In the world of classical guitar presentation I have a few heroes who have inspired me with their selfless dedication to community service through the years.  Even before we knew each other, and before I was running my own nonprofit organization in the mid-90s, Bill Ash was one of those people for me.

Bill, and his wife Kathy, were leading the St. Louis Classical Guitar Society, and as my interests in the field grew I had many mentors point me toward St. Louis as a model for success and a beacon for hope.

Bill has served for a staggering 33 years as a leader in guitar presentation in the US.  This year he is celebrating the 50th anniversary of the St. Louis Classical Guitar Society, with a gala dinner, concert, and a Christopher Parkening Master Class and address on June 9th (view invitation).  It is overwhelming to me to think of the degree to which lives have been changed, and the classical guitar has been advanced, through this fine organization.

I asked Bill to tell me a little bit about himself and the organization but before we get to the questions I asked him, I have a question for you:

Would you consider making a donation to the St. Louis Classical Guitar Society in honor of Bill’s 33 years of service, and on the occasion of their 50th year?  I will, and I hope you’ll join me – just click here.

Matthew Hinsley: Bill, what’s your history with the SLCGS?

Bill Ash: My wife Kathy and I were part of the team that re-organized and re-incorporated the organization under our current name on April 9, 1980.  Formerly we were called the George C. Krick Classic Guitar Guild, and its charter had just run out. So I’ve been involved for 33 years, all as President.

I lost Kathy in January 2009 to a heart attack.
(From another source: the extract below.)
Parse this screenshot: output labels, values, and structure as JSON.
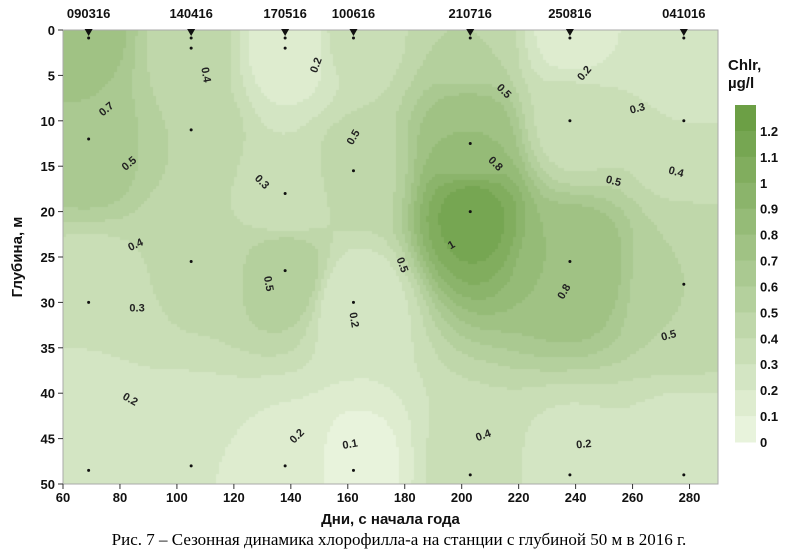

So besides my personal loss, it’s been quite an undertaking to handle all the work she used to do for the Society.

MH: What are you most proud of in your work with SLCGS?

BA: Well, I would have to say finding ways to remain financially solvent season after season, given that every season represents a leap of faith that the weather will cooperate and that people will continue to attend.  We’re large enough now that no one event can destroy us, but for a small arts group, this is a real concern!

But I do think the consistency of providing personalized service to our concert-goers; a standardized format of presenting our artists in a series of four in a small hall, with two additional of wider appeal at different venues; and artists chosen not just for virtuosity, but for overall balance among repertoire, personality, and instrumentation has helped create a loyal and growing following over many seasons.

MH: What would you advice be to someone starting a similar organization?

BA: I think every situation is different in terms of what human and financial resources are available. Is there interest and promised support from others, not just you, the founder? I would work on finding such before moving forward.

At least 3 people who will commit to both doing work and providing funds to both put into the budget and to underwrite that budget in the event of shortfall. Otherwise burnout and financial shortfall are both real risks, and more likely than not to actually occur.

MH: Why is the work we do in Guitar Societies important?

BA: Matt, I think you’ve said it so well in your book Creativity to Community. We exist to educate our community to their need for our art, and then to provide opportunity for our artists to come in and provide it. The classical guitar can have a great and meaningful role nationwide. We all need to become ambassadors for it, and cooperate in helping to make it so. A guitar society can be a forum where all the local teachers find common ground. Where that can happen, everyone benefits.

MH: What does this 50th anniversary mean to you?

BA: I think it’s our best chance to both widen and deepen awareness of who we are, and what we do, both within our own area and nationally. The acceptance of Chris Parkening of our invitation to join us in a day of celebration of our founding – June 9 – is an affirmation of the important cultural role we play in St. Louis.

It allows us the chance to proudly display our history and that of the important national guitar figures based in St. Louis since the mid-nineteenth century. But it also speaks to the importance of organized support for our art within every community nationwide. We’d like to reflect that message well and hope that we can

demonstrate how meaningful a guitar society can become to its community.

MH: Is there anything else you’d like to add?

BA: I see our most significant future growth being in support of creating opportunities for people of all ages to experience personal growth – and to connect socially – through a cultivated love for the music of our instrument.

To this end I feel both time and money will be most effectively spent on creating opportunities for young people to study the instrument in structured environments with competent teachers. The challenge here is multi-faceted, but so important, as the effects will last for a lifetime!

We’re following and beginning to incorporate the educational programs you’ve developed and continue to expand through the Austin Classical Guitar Society at Your work will soon make it easier for potential funders of similar programs in other cities to understand the great benefits communities will enjoy by supporting these programs.